Why is this? Does your child have separation anxiety? Do most 3-year-olds have a diagnosable anxiety disorder? No. But you are on to something when you address the separation. To understand your son’s behavior, we have to understand the primary needs of a 3-year-old: rest, play and tears.
When I write that a 3-year-old needs rest, you might think: “No kidding! What do you think we are trying to do here?” But I’m talking about a different kind of rest: A 3-year-old needs rest from needing to chase you around.
Allow me to explain. A young child’s deepest need is to feel as if they belong and connect to their parents. This is a biological need that changes as kids mature, but it never goes away. And there is no one struggling more to belong than 3-year-olds. Their bodies are developing in leaps and bounds, and they are becoming eager to take on the world. But then the brain jumps in and says: “Wait! It is dark! I am not with Mom or Dad. This is scary, and I am alone.” All that big-kid thinking goes out the window, and suddenly your son is crying and chasing you around the house. This is confusing for a parent, but your child is not trying to manipulate you. Your son is not mature enough to plan all of this out. His brain is too young. It’s as simple, and as hard, as this: The lights go out, and he is scared.
Not only is the nighttime separating him from his main attachment, but now there is a new sibling in town. Your son sees the baby as another obstacle between you and him. Parents often worry about whether their child loves the new baby, but don’t worry. It is normal for a 3-year-old to be self-oriented; this is not a flaw in your son or your parenting. His survival depends on his emotional and physical attachment to you, so he is not overly concerned with his sibling — yet. It will all come with time. The point is: Everything you are seeing is normal.
Now that you see how primal your son’s need to keep you close is, you can understand the futility of using incentive charts or rewards to keep him in bed. There is nothing more powerful than his need to be with you when he is afraid, so even though he loves a sticker on a chart or a treat in the moment, as soon as that light goes out, you are all that matters. Do you have to stop the stickers? Not necessarily. Just don’t rely on them to help you change your son’s behavior. I love a chart, but I would hand out a sticker even if the night didn’t go well. Why? All your son really wants is your attention, and you are not going to spoil him by having fun with him.
So, what to do:
First, you are not coddling him. Taking care of a crying 3-year-old is never coddling.

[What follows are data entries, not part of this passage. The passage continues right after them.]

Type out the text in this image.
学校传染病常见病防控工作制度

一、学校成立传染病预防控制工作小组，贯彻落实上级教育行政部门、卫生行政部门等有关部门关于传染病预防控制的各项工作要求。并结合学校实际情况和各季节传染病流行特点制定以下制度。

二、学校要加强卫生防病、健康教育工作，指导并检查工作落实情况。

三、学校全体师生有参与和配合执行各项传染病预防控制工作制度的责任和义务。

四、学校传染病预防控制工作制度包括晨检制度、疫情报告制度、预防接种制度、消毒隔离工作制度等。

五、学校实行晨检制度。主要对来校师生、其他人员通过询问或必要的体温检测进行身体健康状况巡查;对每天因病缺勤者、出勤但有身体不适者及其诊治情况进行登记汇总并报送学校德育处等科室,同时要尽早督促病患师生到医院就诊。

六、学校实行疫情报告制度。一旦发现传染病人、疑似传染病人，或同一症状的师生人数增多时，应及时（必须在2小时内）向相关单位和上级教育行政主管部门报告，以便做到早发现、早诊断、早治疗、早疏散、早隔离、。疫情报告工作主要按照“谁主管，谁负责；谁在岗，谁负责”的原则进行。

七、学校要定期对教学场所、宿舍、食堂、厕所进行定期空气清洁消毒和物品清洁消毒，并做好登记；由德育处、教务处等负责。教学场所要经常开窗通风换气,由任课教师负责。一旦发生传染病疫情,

Second, keep remembering that your son’s primary need is to belong to you, so you need to strongly possess him at night. Throughout your bedtime routine, say things like “Jake, I cannot wait to brush your teeth, and then I am going to shampoo your hair. We are going to sit on your floor and do your puzzles for 10 minutes and then read one book.” You will notice that I am not giving much choice to your child. This is because 3-year-olds are generally pretty fried by bedtime, and if you give them too many choices, they can become confused and drunk on the perceived power. In addition, children want us to strongly lead; it makes them feel safe. Go ahead and assume you know exactly what your son wants.